Così nel mondo ferroviario si assiste al serpeggiare dell’Alta Velocità Napoli-Bari via Foggia, probabilmente un po’ troppo tortuosa per essere una linea davvero veloce, e al raddoppio degli ultimi trentatre chilometri della linea adriatica al modico prezzo di circa 700 milioni di euro, con un tempo di realizzazione di 5-7 anni (se va tutto bene). E poi c’è la previsione di impegnare attorno ai 30 miliardi per una nuova alta velocità Salerno-Reggio mentre la esistente linea tirrenica è ben lungi dalla saturazione del traffico e potrebbe garantire tempi di percorrenza assolutamente analoghi con spese ben minori.  Su come vengano progettati questi lavori forse sarebbe utile stendere un velo pietoso, ma questa è un’opinione personale.

Dove è raggiunto l’apogeo dell’utilizzo problematico del buon senso è tuttavia attorno alla vexata quaestio dell’attraversamento dello Stretto. Decenni di controversie e di spese discutibili non hanno ancora risposto all’interrogativo circa la realizzazione di un ponte a campata unica di luce più che doppia della maggiore esistente al mondo.
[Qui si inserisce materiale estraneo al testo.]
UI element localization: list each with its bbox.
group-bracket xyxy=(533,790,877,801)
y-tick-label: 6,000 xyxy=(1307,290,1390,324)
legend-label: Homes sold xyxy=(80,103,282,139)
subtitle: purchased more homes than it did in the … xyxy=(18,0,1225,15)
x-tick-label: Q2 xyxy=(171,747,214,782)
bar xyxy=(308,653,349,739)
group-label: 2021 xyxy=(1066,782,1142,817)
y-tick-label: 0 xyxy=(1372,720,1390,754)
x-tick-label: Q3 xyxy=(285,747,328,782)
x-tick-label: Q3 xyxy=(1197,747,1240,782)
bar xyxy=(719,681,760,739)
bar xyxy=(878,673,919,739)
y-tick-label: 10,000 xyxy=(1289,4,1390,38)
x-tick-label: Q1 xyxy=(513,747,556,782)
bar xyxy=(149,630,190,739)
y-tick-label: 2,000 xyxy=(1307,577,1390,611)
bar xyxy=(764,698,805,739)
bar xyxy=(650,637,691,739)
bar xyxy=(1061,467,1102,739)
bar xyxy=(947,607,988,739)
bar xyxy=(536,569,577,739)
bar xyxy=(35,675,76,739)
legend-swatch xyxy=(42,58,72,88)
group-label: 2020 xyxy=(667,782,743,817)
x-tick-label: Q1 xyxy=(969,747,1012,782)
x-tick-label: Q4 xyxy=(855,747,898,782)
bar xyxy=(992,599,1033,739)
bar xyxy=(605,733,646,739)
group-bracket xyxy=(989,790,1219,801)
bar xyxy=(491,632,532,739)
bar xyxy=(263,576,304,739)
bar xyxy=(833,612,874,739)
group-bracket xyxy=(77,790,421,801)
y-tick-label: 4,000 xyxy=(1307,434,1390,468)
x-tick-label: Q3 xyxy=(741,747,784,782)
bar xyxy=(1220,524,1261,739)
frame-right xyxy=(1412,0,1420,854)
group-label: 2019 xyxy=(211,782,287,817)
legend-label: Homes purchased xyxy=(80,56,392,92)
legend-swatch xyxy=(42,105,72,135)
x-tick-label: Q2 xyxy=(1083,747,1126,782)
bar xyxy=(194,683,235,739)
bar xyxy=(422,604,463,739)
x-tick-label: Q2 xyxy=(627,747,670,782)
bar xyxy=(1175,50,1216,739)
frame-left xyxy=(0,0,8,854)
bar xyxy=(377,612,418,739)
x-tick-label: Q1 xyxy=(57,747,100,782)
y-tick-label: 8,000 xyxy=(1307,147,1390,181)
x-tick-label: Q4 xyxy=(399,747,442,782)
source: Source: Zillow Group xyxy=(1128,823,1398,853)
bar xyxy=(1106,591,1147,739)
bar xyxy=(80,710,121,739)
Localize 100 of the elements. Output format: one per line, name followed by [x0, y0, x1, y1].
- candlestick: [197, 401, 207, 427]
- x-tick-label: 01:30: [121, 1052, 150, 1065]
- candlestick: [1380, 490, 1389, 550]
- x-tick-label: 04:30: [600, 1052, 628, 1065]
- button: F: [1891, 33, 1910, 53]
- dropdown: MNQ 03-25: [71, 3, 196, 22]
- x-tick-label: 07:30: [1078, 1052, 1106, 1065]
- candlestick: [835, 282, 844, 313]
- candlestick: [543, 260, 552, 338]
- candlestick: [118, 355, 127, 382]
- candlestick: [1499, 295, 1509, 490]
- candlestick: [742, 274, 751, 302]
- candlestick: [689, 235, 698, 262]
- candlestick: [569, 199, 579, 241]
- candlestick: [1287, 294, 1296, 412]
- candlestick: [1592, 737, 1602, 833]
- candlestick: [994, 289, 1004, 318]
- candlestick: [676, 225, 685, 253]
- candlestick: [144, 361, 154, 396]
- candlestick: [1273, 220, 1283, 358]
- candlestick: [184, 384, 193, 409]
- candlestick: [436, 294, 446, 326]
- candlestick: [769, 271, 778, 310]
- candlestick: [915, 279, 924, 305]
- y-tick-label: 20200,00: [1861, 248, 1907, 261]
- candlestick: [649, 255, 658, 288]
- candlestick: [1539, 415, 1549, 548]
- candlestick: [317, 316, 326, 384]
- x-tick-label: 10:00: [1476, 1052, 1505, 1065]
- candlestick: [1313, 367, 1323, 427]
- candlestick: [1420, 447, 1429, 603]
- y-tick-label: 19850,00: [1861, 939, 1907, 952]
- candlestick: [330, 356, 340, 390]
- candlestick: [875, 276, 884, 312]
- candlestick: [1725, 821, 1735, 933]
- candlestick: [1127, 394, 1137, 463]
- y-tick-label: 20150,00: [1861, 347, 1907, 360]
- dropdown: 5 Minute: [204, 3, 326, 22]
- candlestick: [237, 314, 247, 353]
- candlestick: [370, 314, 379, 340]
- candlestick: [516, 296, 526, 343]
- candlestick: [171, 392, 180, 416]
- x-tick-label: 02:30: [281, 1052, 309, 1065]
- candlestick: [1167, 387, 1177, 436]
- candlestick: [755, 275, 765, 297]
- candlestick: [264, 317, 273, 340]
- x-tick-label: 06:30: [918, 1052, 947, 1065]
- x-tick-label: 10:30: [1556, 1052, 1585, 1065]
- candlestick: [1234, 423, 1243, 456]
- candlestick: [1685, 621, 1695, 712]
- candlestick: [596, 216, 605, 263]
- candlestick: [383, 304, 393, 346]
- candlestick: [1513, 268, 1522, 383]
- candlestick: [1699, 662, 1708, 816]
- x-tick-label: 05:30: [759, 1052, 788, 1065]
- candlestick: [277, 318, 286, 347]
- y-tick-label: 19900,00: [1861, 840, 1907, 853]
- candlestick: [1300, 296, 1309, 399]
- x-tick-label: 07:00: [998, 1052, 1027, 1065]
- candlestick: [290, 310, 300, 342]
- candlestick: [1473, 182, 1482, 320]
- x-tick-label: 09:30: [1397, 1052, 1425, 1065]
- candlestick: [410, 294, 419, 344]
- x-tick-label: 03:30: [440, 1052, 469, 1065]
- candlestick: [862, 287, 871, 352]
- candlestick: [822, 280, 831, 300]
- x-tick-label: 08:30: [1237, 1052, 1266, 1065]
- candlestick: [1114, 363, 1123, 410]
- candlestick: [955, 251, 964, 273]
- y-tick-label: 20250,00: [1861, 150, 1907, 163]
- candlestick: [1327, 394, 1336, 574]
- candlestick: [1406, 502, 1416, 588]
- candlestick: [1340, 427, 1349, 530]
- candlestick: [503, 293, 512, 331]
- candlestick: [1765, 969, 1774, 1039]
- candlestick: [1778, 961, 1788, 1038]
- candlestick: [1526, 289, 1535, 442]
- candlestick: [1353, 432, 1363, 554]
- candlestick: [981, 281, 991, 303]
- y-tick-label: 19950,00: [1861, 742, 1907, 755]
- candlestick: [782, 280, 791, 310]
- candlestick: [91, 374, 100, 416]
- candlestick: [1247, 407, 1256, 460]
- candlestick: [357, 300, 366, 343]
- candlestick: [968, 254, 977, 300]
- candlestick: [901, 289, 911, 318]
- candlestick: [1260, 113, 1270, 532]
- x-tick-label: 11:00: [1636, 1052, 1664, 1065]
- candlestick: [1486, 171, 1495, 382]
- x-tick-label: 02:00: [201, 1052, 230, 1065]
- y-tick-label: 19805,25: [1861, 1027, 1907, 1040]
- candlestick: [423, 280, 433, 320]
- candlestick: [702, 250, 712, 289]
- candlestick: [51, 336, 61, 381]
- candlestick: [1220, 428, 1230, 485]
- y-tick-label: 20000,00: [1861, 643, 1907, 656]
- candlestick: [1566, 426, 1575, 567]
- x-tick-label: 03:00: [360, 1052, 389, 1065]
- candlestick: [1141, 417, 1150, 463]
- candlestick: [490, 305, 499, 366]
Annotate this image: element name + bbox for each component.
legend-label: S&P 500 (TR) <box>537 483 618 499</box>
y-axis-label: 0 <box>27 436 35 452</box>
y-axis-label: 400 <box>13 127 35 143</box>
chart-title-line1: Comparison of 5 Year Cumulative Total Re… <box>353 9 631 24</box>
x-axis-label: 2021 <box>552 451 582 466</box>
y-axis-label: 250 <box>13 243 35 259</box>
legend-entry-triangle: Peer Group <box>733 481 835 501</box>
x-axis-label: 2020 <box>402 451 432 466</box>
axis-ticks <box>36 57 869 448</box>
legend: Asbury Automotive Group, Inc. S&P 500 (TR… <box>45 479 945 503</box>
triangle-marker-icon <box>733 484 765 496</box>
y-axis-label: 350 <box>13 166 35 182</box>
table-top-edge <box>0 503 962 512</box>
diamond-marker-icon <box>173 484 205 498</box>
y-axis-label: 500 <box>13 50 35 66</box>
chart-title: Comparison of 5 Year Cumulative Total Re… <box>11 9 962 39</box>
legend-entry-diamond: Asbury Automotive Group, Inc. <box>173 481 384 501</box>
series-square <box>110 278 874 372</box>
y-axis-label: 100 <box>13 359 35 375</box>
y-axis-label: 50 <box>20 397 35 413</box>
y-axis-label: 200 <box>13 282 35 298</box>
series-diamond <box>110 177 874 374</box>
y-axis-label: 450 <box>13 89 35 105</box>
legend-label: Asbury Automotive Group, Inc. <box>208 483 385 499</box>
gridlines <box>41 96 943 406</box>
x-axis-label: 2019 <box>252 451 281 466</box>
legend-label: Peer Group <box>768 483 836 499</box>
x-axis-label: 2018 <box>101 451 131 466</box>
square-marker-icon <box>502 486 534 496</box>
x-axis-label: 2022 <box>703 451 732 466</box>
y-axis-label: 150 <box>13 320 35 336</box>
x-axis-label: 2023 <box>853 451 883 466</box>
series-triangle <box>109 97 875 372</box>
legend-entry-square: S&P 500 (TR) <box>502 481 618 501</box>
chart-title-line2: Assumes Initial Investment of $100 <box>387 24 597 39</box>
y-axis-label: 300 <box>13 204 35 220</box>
E di quanti giorni questo ponte sarebbe chiuso ai treni per il vento.

Il buon senso in Federmanager    
Concludiamo parlando di noi, di come il nostro sindacato ha affrontato il tema dell’indicizzazione delle pensioni dei dirigenti e di come esso si ponga in vista di un prossimo rinnovo contrattuale che, dopo vent’anni di penalizzazioni, non potrà essere affrontato ancora accettando di discutere con una controparte confindustriale poco propensa a fare qualche concessione.  

Quanto alla dovuta indicizzazione delle pensioni, da questo governo ci si sarebbe potuti aspettare un minimo di ascolto superiore rispetto alle situazioni del passato, ma non è stato così, e il dirigente pensionato medio si appresta a lasciare sul tappeto un paio di migliaia di Euro annui di mancato adeguamento. Voce che grida nel deserto, solo Alberto Brambilla ci richiama alla forza delle cifre, ma la federazione, pur così attenta alle “relazioni istituzionali”, non ha ottenuto risultati significativi. 

Invece sul futuro rinnovo del contratto, nella delegazione negoziale, solo alla fine è entrato un collega in servizio di Milano ad affiancare il volonteroso capo delegazione. E il lavoro che li aspetta non sarà proprio banale…
Ma attenzione, chi scrive si ripete, a volte è necessario rivoltare qualche tavolo, altrimenti si finisce asfaltati.  E qui finisce la non breve analisi del mancato buon senso, qui e là nelle nostre esistenze.